Entre os itens abordados no trabalho feito pelo Ipea, os índices de consumo de produtos alimentícios entre os anos de 1974 e 2003 despertou a atenção, com repercussão nos principais meios de comunicação do País no final de junho. Neste período, a água mineral foi o artigo que apresentou uma alta de 5.694%, superando itens como iogurte (que subiu 702%), refrigerante (com alta de 490%) e alimentos preparados (aumento de 216%). Apenas no período entre 1997 e 2001, o setor de água mineral registrou crescimento acumulado de 104%, como informa o Departamento Nacional da Produção Mineral (DNPM).

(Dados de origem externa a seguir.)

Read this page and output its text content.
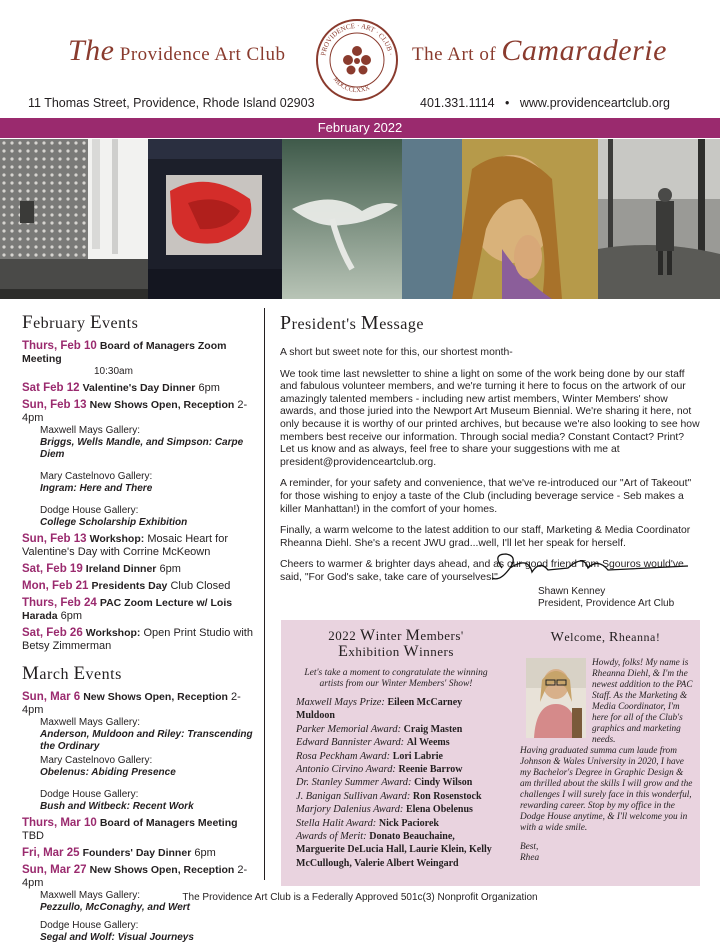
The Providence Art Club	PROVIDENCE · ART · CLUB ·
MDCCCLXXX
The Art of Camaraderie
11 Thomas Street, Providence, Rhode Island 02903	401.331.1114 • www.providenceartclub.org
February 2022
February Events
Thurs, Feb 10 Board of Managers Zoom Meeting
10:30am
Sat Feb 12 Valentine's Day Dinner 6pm
Sun, Feb 13 New Shows Open, Reception 2-4pm
Maxwell Mays Gallery:
Briggs, Wells Mandle, and Simpson: Carpe Diem
Mary Castelnovo Gallery:
Ingram: Here and There
Dodge House Gallery:
College Scholarship Exhibition
Sun, Feb 13 Workshop: Mosaic Heart for Valentine's Day with Corrine McKeown
Sat, Feb 19 Ireland Dinner 6pm
Mon, Feb 21 Presidents Day Club Closed
Thurs, Feb 24 PAC Zoom Lecture w/ Lois Harada 6pm
Sat, Feb 26 Workshop: Open Print Studio with Betsy Zimmerman
March Events
Sun, Mar 6 New Shows Open, Reception 2-4pm
Maxwell Mays Gallery:
Anderson, Muldoon and Riley: Transcending the Ordinary
Mary Castelnovo Gallery:
Obelenus: Abiding Presence
Dodge House Gallery:
Bush and Witbeck: Recent Work
Thurs, Mar 10 Board of Managers Meeting TBD
Fri, Mar 25 Founders' Day Dinner 6pm
Sun, Mar 27 New Shows Open, Reception 2-4pm
Maxwell Mays Gallery:
Pezzullo, McConaghy, and Wert
Dodge House Gallery:
Segal and Wolf: Visual Journeys
President's Message

A short but sweet note for this, our shortest month-

We took time last newsletter to shine a light on some of the work being done by our staff and fabulous volunteer members, and we're turning it here to focus on the artwork of our amazingly talented members - including new artist members, Winter Members' show awards, and those juried into the Newport Art Museum Biennial. We're sharing it here, not only because it is worthy of our printed archives, but because we're also looking to see how members best receive our information. Through social media? Constant Contact? Print? Let us know and as always, feel free to share your suggestions with me at president@providenceartclub.org.

A reminder, for your safety and convenience, that we've re-introduced our "Art of Takeout" for those wishing to enjoy a taste of the Club (including beverage service - Seb makes a killer Manhattan!) in the comfort of your homes.

Finally, a warm welcome to the latest addition to our staff, Marketing & Media Coordinator Rheanna Diehl. She's a recent JWU grad...well, I'll let her speak for herself.

Cheers to warmer & brighter days ahead, and as our good friend Tom Sgouros would've said, "For God's sake, take care of yourselves!"

Shawn Kenney
President, Providence Art Club
2022 Winter Members'
Exhibition Winners
Let's take a moment to congratulate the winning artists from our Winter Members' Show!
Maxwell Mays Prize: Eileen McCarney Muldoon
Parker Memorial Award: Craig Masten
Edward Bannister Award: Al Weems
Rosa Peckham Award: Lori Labrie
Antonio Cirvino Award: Reenie Barrow
Dr. Stanley Summer Award: Cindy Wilson
J. Banigan Sullivan Award: Ron Rosenstock
Marjory Dalenius Award: Elena Obelenus
Stella Halit Award: Nick Paciorek
Awards of Merit: Donato Beauchaine, Marguerite DeLucia Hall, Laurie Klein, Kelly McCullough, Valerie Albert Weingard
Welcome, Rheanna!
Howdy, folks! My name is Rheanna Diehl, & I'm the newest addition to the PAC Staff. As the Marketing & Media Coordinator, I'm here for all of the Club's graphics and marketing needs.
Having graduated summa cum laude from Johnson & Wales University in 2020, I have my Bachelor's Degree in Graphic Design & am thrilled about the skills I will grow and the challenges I will surely face in this wonderful, rewarding career. Stop by my office in the Dodge House anytime, & I'll welcome you in with a wide smile.
Best,
Rhea
The Providence Art Club is a Federally Approved 501c(3) Nonprofit Organization
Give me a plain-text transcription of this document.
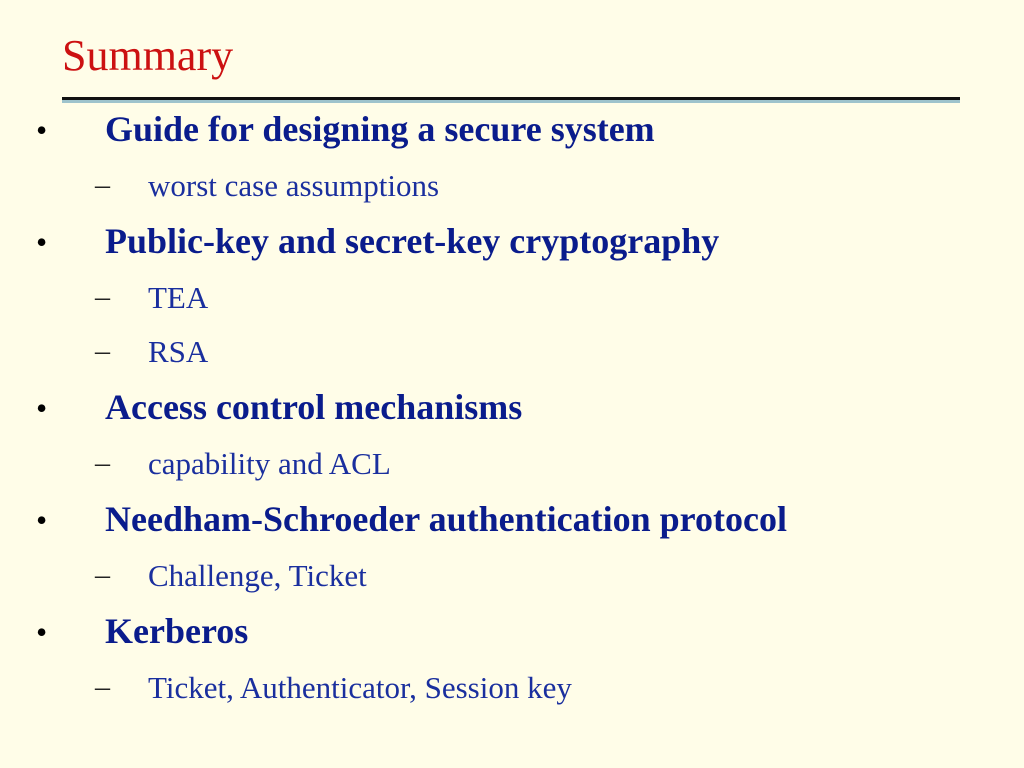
Summary
• Guide for designing a secure system
– worst case assumptions
• Public-key and secret-key cryptography
– TEA
– RSA
• Access control mechanisms
– capability and ACL
• Needham-Schroeder authentication protocol
– Challenge, Ticket
• Kerberos
– Ticket, Authenticator, Session key
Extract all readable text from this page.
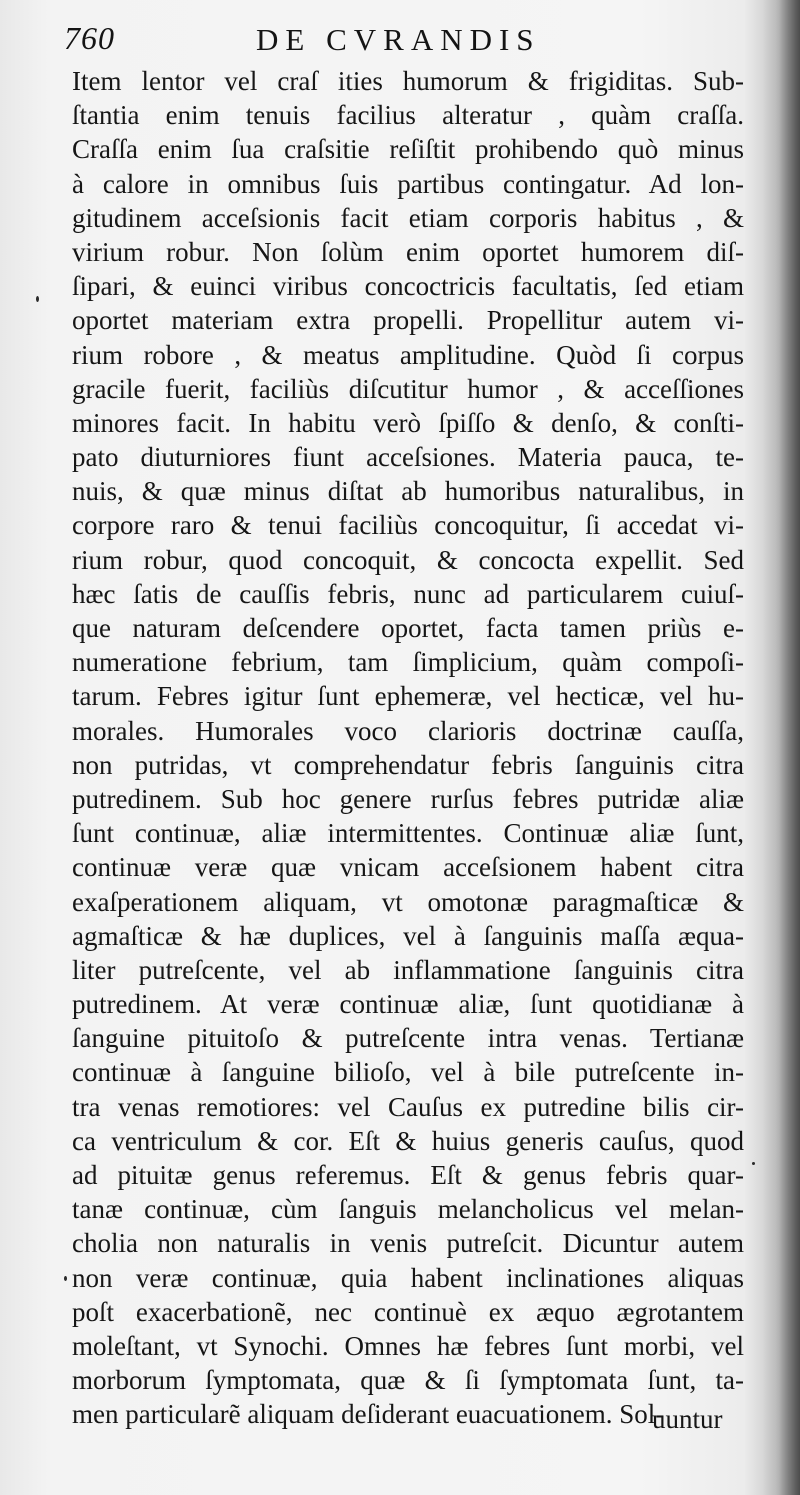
760	DE CVRANDIS
Item lentor vel craſ ities humorum & frigiditas. Sub-
ſtantia enim tenuis facilius alteratur , quàm craſſa.
Craſſa enim ſua craſsitie reſiſtit prohibendo quò minus
à calore in omnibus ſuis partibus contingatur. Ad lon-
gitudinem acceſsionis facit etiam corporis habitus , &
virium robur. Non ſolùm enim oportet humorem diſ-
ſipari, & euinci viribus concoctricis facultatis, ſed etiam
oportet materiam extra propelli. Propellitur autem vi-
rium robore , & meatus amplitudine. Quòd ſi corpus
gracile fuerit, faciliùs diſcutitur humor , & acceſſiones
minores facit. In habitu verò ſpiſſo & denſo, & conſti-
pato diuturniores fiunt acceſsiones. Materia pauca, te-
nuis, & quæ minus diſtat ab humoribus naturalibus, in
corpore raro & tenui faciliùs concoquitur, ſi accedat vi-
rium robur, quod concoquit, & concocta expellit. Sed
hæc ſatis de cauſſis febris, nunc ad particularem cuiuſ-
que naturam deſcendere oportet, facta tamen priùs e-
numeratione febrium, tam ſimplicium, quàm compoſi-
tarum. Febres igitur ſunt ephemeræ, vel hecticæ, vel hu-
morales. Humorales voco clarioris doctrinæ cauſſa,
non putridas, vt comprehendatur febris ſanguinis citra
putredinem. Sub hoc genere rurſus febres putridæ aliæ
ſunt continuæ, aliæ intermittentes. Continuæ aliæ ſunt,
continuæ veræ quæ vnicam acceſsionem habent citra
exaſperationem aliquam, vt omotonæ paragmaſticæ &
agmaſticæ & hæ duplices, vel à ſanguinis maſſa æqua-
liter putreſcente, vel ab inflammatione ſanguinis citra
putredinem. At veræ continuæ aliæ, ſunt quotidianæ à
ſanguine pituitoſo & putreſcente intra venas. Tertianæ
continuæ à ſanguine bilioſo, vel à bile putreſcente in-
tra venas remotiores: vel Cauſus ex putredine bilis cir-
ca ventriculum & cor. Eſt & huius generis cauſus, quod
ad pituitæ genus referemus. Eſt & genus febris quar-
tanæ continuæ, cùm ſanguis melancholicus vel melan-
cholia non naturalis in venis putreſcit. Dicuntur autem
non veræ continuæ, quia habent inclinationes aliquas
poſt exacerbationẽ, nec continuè ex æquo ægrotantem
moleſtant, vt Synochi. Omnes hæ febres ſunt morbi, vel
morborum ſymptomata, quæ & ſi ſymptomata ſunt, ta-
men particularẽ aliquam deſiderant euacuationem. Sol-
uuntur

A alta do consumo de água mineral no País deve-se à queda de preços provocada pelo aumento da oferta e pela maior preferência do consumidor por um produto naturalmente puro e saudável, sendo também uma tendência mundial, com uma popularização do produto em dezenas de países de todos os continentes. A preocupação com a qualidade da água de rede pública e, principalmente, a busca do bem-estar proporcionado pelos sais minerais naturais provocou nos últimos anos uma contínua demanda por água mineral, em todos os países.

Segundo dados do DNPM e da Associação Brasileira da Indústria de Água Mineral (Abinam), o mercado mundial de água envasada (produto contido em vasilha) apresentou constante expansão nos últimos anos, com crescimento de consumo na ordem de 20% por ano. A Abinam afirma que até o ano de 2008 a produção mundial de água mineral deve alcançar 206 bilhões de litros e que o mercado brasileiro deverá acrescentar a sua produção anual chegando a 2,2 bilhões de litros. Para ter-se idéia do crescente consumo global, em 2001, a produção ficou estimada em 107,5 bilhões de litros de água mineral, com destaque para a liderança da União Europa, com 42,3 bilhões de litros, seguida pela América Latina com 22,9 bilhões de litros. A América do Norte produziu 20,4 bilhões de litros, seguida por Ásia e Austrália, com 18,6 bilhões de litros e Norte da África e Oriente com 6,2 bilhões.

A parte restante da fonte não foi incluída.